Although it might not seem like it, I’ve been writing fiction since about 1974.  Those first stories, scrawled on a school tablet, were my way of coping.  After my mother’s remarriage, a move, and a verbally abusive step-father came into the picture, I began writing.

My first published stories (which I don’t count) were in my high school newspaper.  I won a state-wide essay contest.  I’d been bitten by the bug.  For reasons I can’t go into here, I stopped submitting fiction until about 2006.

Now I’m trying to catch up.  Literary magazines have a backlog.  So do I.  A story I’d tried to publish a couple of times, “Friday before Senior Year,” has just been accepted by The Corner Bar.  I’m thrilled and pleased.

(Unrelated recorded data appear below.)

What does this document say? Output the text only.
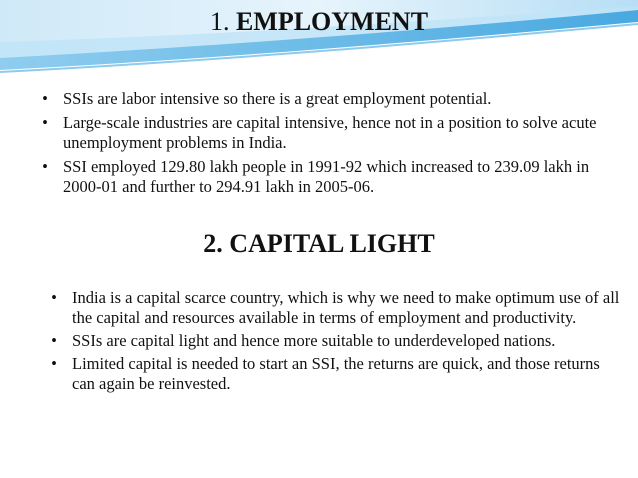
1. EMPLOYMENT
• SSIs are labor intensive so there is a great employment potential.
• Large-scale industries are capital intensive, hence not in a position to solve acute unemployment problems in India.
• SSI employed 129.80 lakh people in 1991-92 which increased to 239.09 lakh in 2000-01 and further to 294.91 lakh in 2005-06.
2. CAPITAL LIGHT
• India is a capital scarce country, which is why we need to make optimum use of all the capital and resources available in terms of employment and productivity.
• SSIs are capital light and hence more suitable to underdeveloped nations.
• Limited capital is needed to start an SSI, the returns are quick, and those returns can again be reinvested.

You see, I’ve been working on a continuation of that story.  Not the main character, but a secondary character who came to life after this story was finished.  Fiction’s adaptable in that way.  That particular story, according to my records, I first submitted in 2014.  Did I mention I have a backlog?

The funny thing about all of this is that literary magazines need material.  I’ve got material.  Trying to match them up is like an enormous puzzle.  You’d think that maybe if someone knew you were productive they’d come to your door.  But nobody’s watching.  That’s why I write existential horror.



What now with the coronavirus people are isolating themselves.  Welcome to my world.  This all started when my mother remarried.  In a new town where I didn’t know anyone I began to make friends with paper and pencil.  Some of those old stories, now yellow and brittle, are in my attic.

I sit each day with my head in my hands at work.  It lasts for hours and hours.  When it’s finally over I can write.  Or at least head to The Corner Bar.